Davis C P, Ladd M E, Romanowski B J, Wildermuth S, Knoplioch J F, Debatin J F
Magnetic Resonance Imaging Center, Department of Radiology, University Hospital, Zürich, Switzerland.
Radiology. 1996 Apr;199(1):37-40. doi: 10.1148/radiology.199.1.8633169.
To determine the feasibility of use of magnetic resonance (MR) imaging data sets to perform virtual intraarterial endoscopy (VIE).
Seven female and 14 male patients (aged 9-86 years [mean, 42 years]) with various pathologic aortic conditions underwent three-dimensional gadolinium-enhanced spoiled gradient-echo MR imaging. With prototype software, VIE postprocessing algorithms (based on ray casting) were applied to the imaging data sets. Findings at conventional angiography were used as the standards of reference.
The vessel wall was seen from the inside in each case, and the following pathologic conditions were depicted clearly: the two lumina in a congenial double aortic arch and the single lumen after correction, vessel narrowing in coarctations, characteristics of Leriche syndrome, stenoses, occlusions, and the true and false lumina of dissections.
Limitations of VIE include the image quality of the original data set, the threshold chosen to minimize intraluminal artifacts, and the inherent smoothing of vessel walls.

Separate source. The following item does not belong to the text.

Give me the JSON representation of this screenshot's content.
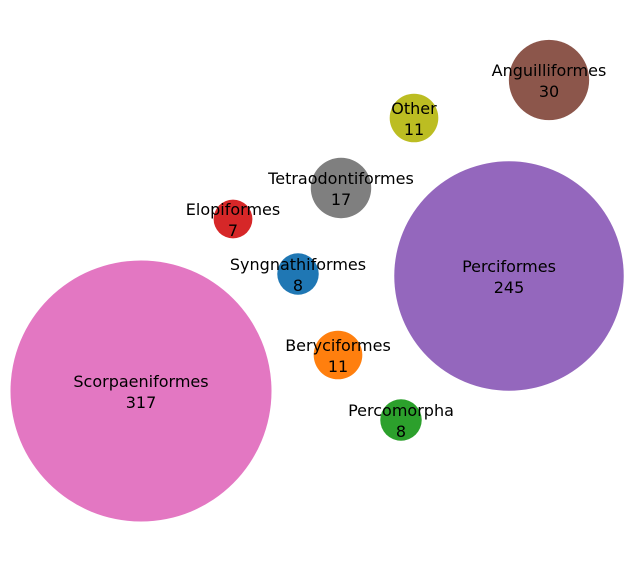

确定使用磁共振(MR)成像数据集进行虚拟动脉内内窥镜检查(VIE)的可行性。
对7名女性和14名男性患者(年龄9 - 86岁[平均42岁]),患有各种病理性主动脉疾病,进行三维钆增强扰相梯度回波MR成像。使用原型软件,将VIE后处理算法(基于光线投射)应用于成像数据集。传统血管造影的结果用作参考标准。
在每种情况下均能从内部观察到血管壁,并且清晰描绘出以下病理状况:先天性双主动脉弓中的两个管腔以及矫正后的单管腔、缩窄部位的血管狭窄、勒里什综合征的特征、狭窄、闭塞以及夹层的真腔和假腔。
VIE的局限性包括原始数据集的图像质量、为最小化管腔内伪影而选择的阈值以及血管壁的固有平滑处理。